This video and its notes explore various “strangest roads” around the world, some of which are well-known and popular while others are more obscure. The NG City pontoon bridge in China is one such road that is used during wartime and civil emergencies and has a ripple effect that can be dangerous. The North-Young Road in Bolivia, also known as the Death Road, is another example, with its narrow width and dangerous turns that often result in rockslides and accidents. The video also highlights more challenging roads, such as the Gullion Tunnel in California, built with only 26 hands and lacking barriers and lamps. Jake’s Ladder, located in Tasmania, is another such road with its steep gradient and tight hairpin turns, and is only accessible to smaller vehicles with an alpine license.
- 00:00:00 In this section of the video, the narrator explores the strangest roads in the world. Number 15 is the NG City pontoon bridge in China, which uses floating boats to support the continuous deck for travel. This bridge is temporary and used during wartime and civil emergencies, but it brings in about 10,000 visitors a day. The bridge is less than half a mile long and less than 15 feet wide, and it creates an amazing ripple effect. Number 14 is the North-Young Road in Bolivia, also known as the Death Road. This road connects the capital of La Paz with the low-lying region of Yungas in the Amazonian rainforest. The road must traverse the mighty Cordillera Oriental Mountain chain, and it is one of the longest stretches of continuous downhill road in the world. Built in the 1930s by Paraguayan prisoners during the Chaco Wars, the road is only 11 feet wide, and some sections are unpaved and without guard rails. Warm and humid winds from the Amazon hit the Eastern Slope of the Andes, bringing in heavy rains and fog, making the already dangerous road even more treacherous. Numerous mudslides and tumbling rocks occur, and small waterfalls occasionally rain down from the cliffsides. Motorists can come across groups of daredevil cyclists along this road, and internet fame turned it into a destination for extreme sports enthusiasts, especially downhill bikers.
- 00:05:00 In this section, the video highlights several strange roads around the world that are worth exploring. One such road is the musical highway in Albuquerque, New Mexico, where drivers can experience a unique listening experience as they travel on a stretch of road that plays a song when they go exactly 45 miles per hour. The song, played by rumble strips, is meant to encourage drivers to follow the speed limit and is designed to be heard clearly only when going at the right speed. Another strange road is the Stelvio Pass in Italy, which is known for its 48-hairpin bends and its challenging terrain. Despite being considered dangerous, the pass has been popular with drivers seeking a thrilling road experience. Finally, the video mentions the Wool yang Tunnel in China, which was carved into the side of a mountain and was not an easy or safe way to travel before the construction of a tunnel in 1972.

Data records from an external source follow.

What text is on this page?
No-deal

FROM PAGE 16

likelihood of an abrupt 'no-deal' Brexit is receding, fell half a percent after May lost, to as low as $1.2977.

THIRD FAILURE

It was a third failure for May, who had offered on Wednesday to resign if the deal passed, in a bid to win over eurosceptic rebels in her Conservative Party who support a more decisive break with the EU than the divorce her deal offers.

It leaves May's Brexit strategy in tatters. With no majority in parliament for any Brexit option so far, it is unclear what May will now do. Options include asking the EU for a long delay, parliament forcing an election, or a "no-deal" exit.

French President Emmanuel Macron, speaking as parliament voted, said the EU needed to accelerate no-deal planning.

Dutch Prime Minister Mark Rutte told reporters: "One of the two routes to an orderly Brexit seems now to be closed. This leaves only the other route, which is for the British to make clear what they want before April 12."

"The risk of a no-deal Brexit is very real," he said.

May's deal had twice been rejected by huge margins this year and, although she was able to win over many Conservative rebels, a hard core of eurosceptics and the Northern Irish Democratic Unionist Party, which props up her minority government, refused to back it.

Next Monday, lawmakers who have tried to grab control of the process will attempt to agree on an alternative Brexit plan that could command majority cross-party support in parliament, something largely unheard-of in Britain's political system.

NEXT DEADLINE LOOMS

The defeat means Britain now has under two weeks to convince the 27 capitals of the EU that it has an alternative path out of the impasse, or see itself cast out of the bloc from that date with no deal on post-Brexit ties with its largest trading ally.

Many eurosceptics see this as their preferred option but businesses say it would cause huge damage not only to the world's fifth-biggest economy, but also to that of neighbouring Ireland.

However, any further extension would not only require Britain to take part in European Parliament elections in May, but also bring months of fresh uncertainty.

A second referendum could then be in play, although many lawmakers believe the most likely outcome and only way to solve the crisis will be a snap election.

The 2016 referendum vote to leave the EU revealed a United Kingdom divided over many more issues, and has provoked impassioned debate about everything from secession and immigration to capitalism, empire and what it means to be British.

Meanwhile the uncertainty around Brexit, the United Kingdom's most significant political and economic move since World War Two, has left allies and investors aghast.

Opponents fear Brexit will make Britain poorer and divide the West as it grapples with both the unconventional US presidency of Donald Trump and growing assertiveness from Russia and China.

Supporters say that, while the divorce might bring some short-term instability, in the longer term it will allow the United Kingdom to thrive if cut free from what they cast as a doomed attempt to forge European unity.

- 00:10:00 In this section, the excerpt discusses the Gullion Tunnel in California and the Carding Pass in the Himalayas. The Gullion Tunnel was built with only 26 hands over a period of five years, and it was extremely difficult to dig. The tunnel lacks barriers and lamps, and it has become a tourist attraction. The Carding Pass, located in the Himalayas, is the world’s highest motorable road. Despite its extreme elevation, visitors can access it with their own cars. However, it is important to acclimate to the high altitude by spending a few days at a lower altitude before driving on the road.
- 00:15:00 In this section of the video, the transporters focus on some of the most desolate and challenging roads in the world, including Alaska Route 11 and the Tiananmen Highway. Alaska Route 11, built in 1974 as a supply route for the trans-Alaska pipeline system, has strict rules for drivers, with big trucks having the right of way and extreme weather posing risks and challenges for travelers. The Tiananmen Highway, built in 1998 and opened in 2006, is an exhilarating driving experience, with steep turns and heavy traffic in both directions.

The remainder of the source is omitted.